At school, I am not often allowed to watch what I want and as I wasn't going to be taking too many online classes I figured I would have time to watch some Doctor Who with my brother while I was on break and hopefully get caught up enough to know what people are talking about. However, it turned out that I wouldn't get to watch as much as I had planned with him because we had a sweet little 2-year-old living with us. Trust me, I loved having him there--most of the time. But I also missed a lot of things that I am used to at my house on my breaks from school.
I am used to not worrying about what I watch all the time, I am used to not having to shield how I normally talk, I am used to getting to do my homework downstairs without worrying about whether or not I'll be able to get it done, I am used to not having to lock my bedroom door so a 2-year-old won't go in, and I am used to my mother's house rules. When your young family moved into our house, our rules were overturned and replaced with yours. We could only watch stuff on days when you said we could, we could only do things if you thought it was okay, etc. It has been an extremely difficult few months and here I am, about to return to school.
I don't regret you guys living with us, I loved it. I am sad I missed out on things I normally would and that is to be expected. I know that when you had extended visitors you weren't fond of them being there as long as they were--why should it be any different for us?

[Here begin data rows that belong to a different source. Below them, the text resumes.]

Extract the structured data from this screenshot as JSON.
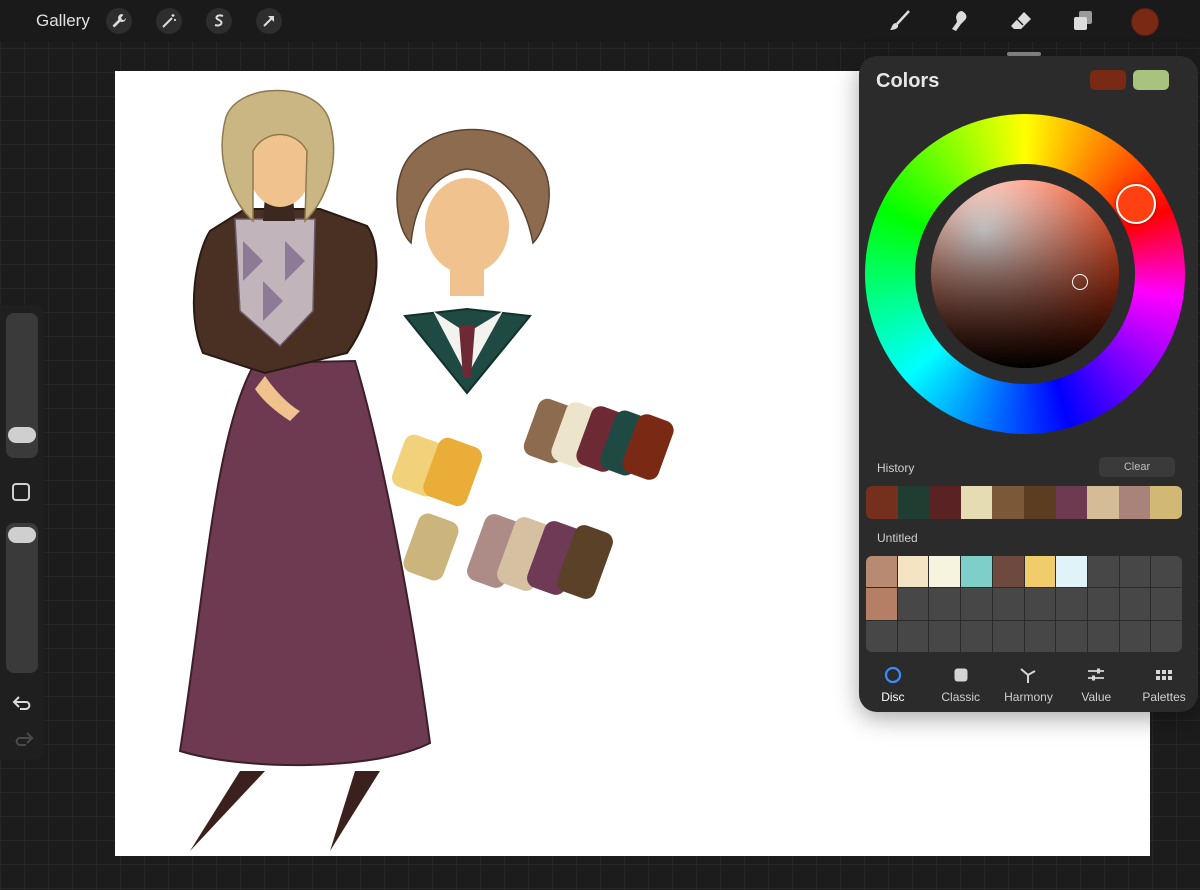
{
  "topbar": {
    "gallery_label": "Gallery",
    "left_tools": [
      "wrench-icon",
      "magic-wand-icon",
      "selection-icon",
      "transform-icon"
    ],
    "right_tools": [
      "brush-icon",
      "smudge-icon",
      "eraser-icon",
      "layers-icon"
    ],
    "current_color": "#7a2a14"
  },
  "colors_panel": {
    "title": "Colors",
    "primary_color": "#7a2a14",
    "secondary_color": "#a9c27e",
    "history_label": "History",
    "clear_label": "Clear",
    "history": [
      "#74301d",
      "#1f3d31",
      "#5b2224",
      "#e5dcb3",
      "#7a5838",
      "#5b3e22",
      "#6d3a52",
      "#d3bc96",
      "#a9837a",
      "#d1b875"
    ],
    "palette_name": "Untitled",
    "palette": [
      "#b98a72",
      "#f5e4c4",
      "#f6f3df",
      "#7ecfc9",
      "#6e4a3e",
      "#f1cc6b",
      "#dff3f8",
      "#b57f66"
    ],
    "tabs": [
      {
        "label": "Disc",
        "icon": "disc-icon",
        "active": true
      },
      {
        "label": "Classic",
        "icon": "classic-icon",
        "active": false
      },
      {
        "label": "Harmony",
        "icon": "harmony-icon",
        "active": false
      },
      {
        "label": "Value",
        "icon": "value-sliders-icon",
        "active": false
      },
      {
        "label": "Palettes",
        "icon": "palettes-grid-icon",
        "active": false
      }
    ]
  },
  "canvas_swatches": [
    "#f1d27b",
    "#e9ad38",
    "#8c6b4e",
    "#ece5cc",
    "#6d2a34",
    "#1f4a44",
    "#7a2a14",
    "#cbb57c",
    "#ad8c87",
    "#d5c0a1",
    "#6e3a56",
    "#5b4128"
  ]
}
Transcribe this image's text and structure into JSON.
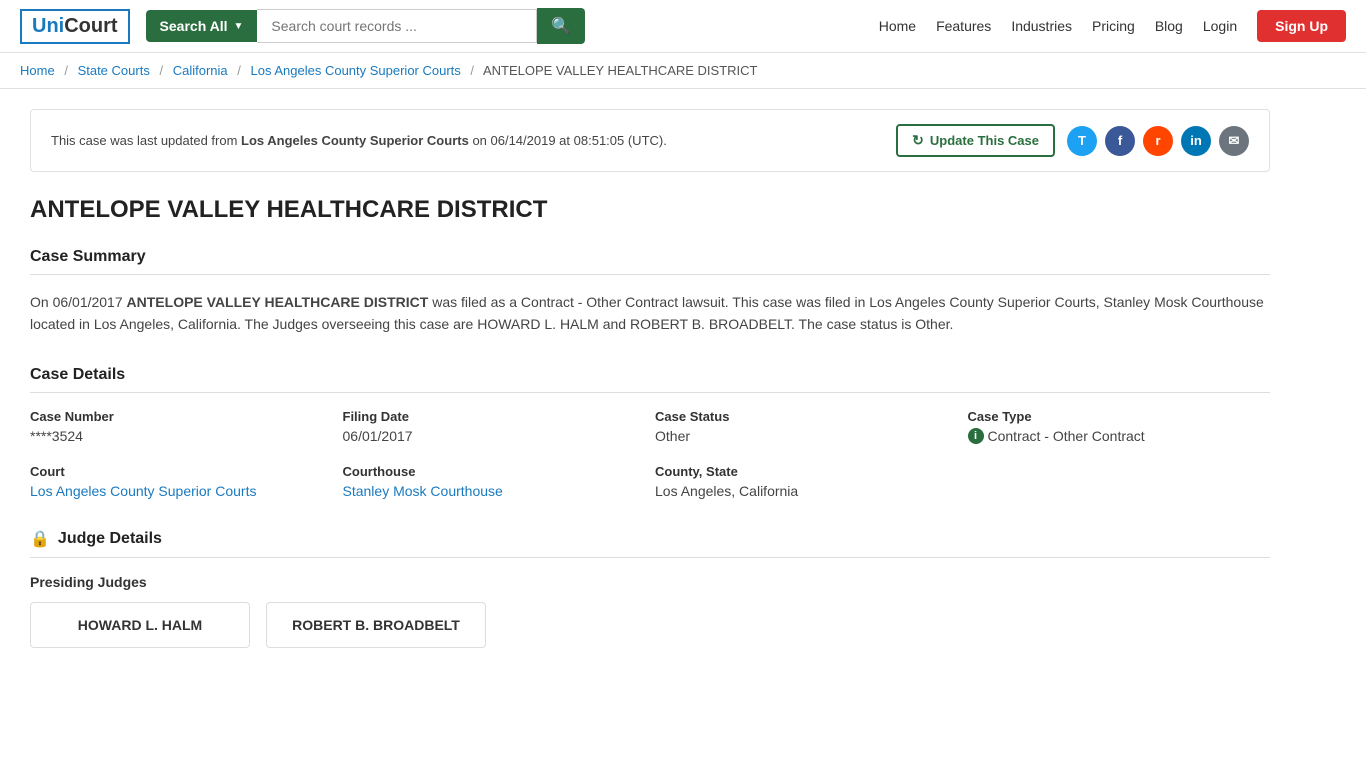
{
  "header": {
    "logo_uni": "Uni",
    "logo_court": "Court",
    "search_all_label": "Search All",
    "search_placeholder": "Search court records ...",
    "nav_home": "Home",
    "nav_features": "Features",
    "nav_industries": "Industries",
    "nav_pricing": "Pricing",
    "nav_blog": "Blog",
    "nav_login": "Login",
    "nav_signup": "Sign Up"
  },
  "breadcrumb": {
    "home": "Home",
    "state_courts": "State Courts",
    "california": "California",
    "la_courts": "Los Angeles County Superior Courts",
    "current": "ANTELOPE VALLEY HEALTHCARE DISTRICT"
  },
  "banner": {
    "text_pre": "This case was last updated from",
    "court_name": "Los Angeles County Superior Courts",
    "text_post": "on 06/14/2019 at 08:51:05 (UTC).",
    "update_btn": "Update This Case"
  },
  "case_title": "ANTELOPE VALLEY HEALTHCARE DISTRICT",
  "case_summary": {
    "section_label": "Case Summary",
    "text_pre": "On 06/01/2017",
    "party_name": "ANTELOPE VALLEY HEALTHCARE DISTRICT",
    "text_post": "was filed as a Contract - Other Contract lawsuit. This case was filed in Los Angeles County Superior Courts, Stanley Mosk Courthouse located in Los Angeles, California. The Judges overseeing this case are HOWARD L. HALM and ROBERT B. BROADBELT. The case status is Other."
  },
  "case_details": {
    "section_label": "Case Details",
    "case_number_label": "Case Number",
    "case_number_value": "****3524",
    "filing_date_label": "Filing Date",
    "filing_date_value": "06/01/2017",
    "case_status_label": "Case Status",
    "case_status_value": "Other",
    "case_type_label": "Case Type",
    "case_type_value": "Contract - Other Contract",
    "court_label": "Court",
    "court_value": "Los Angeles County Superior Courts",
    "courthouse_label": "Courthouse",
    "courthouse_value": "Stanley Mosk Courthouse",
    "county_state_label": "County, State",
    "county_state_value": "Los Angeles, California"
  },
  "judge_details": {
    "section_label": "Judge Details",
    "presiding_label": "Presiding Judges",
    "judge1": "HOWARD L. HALM",
    "judge2": "ROBERT B. BROADBELT"
  },
  "share": {
    "twitter": "T",
    "facebook": "f",
    "reddit": "r",
    "linkedin": "in",
    "email": "✉"
  }
}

I am sorry you heard us talking about how we felt about you guys moving out, I am sorry you took it in a mean way, but understand that two families under the same roof is a very hard thing to make work and we made it work for months. I love you guys. I always will, but I am so happy that your house is finished so you can have your own house again and we can go back to our normal rules--even if it is just 10 days before I go back to school.
I love you. Please, don't forget that.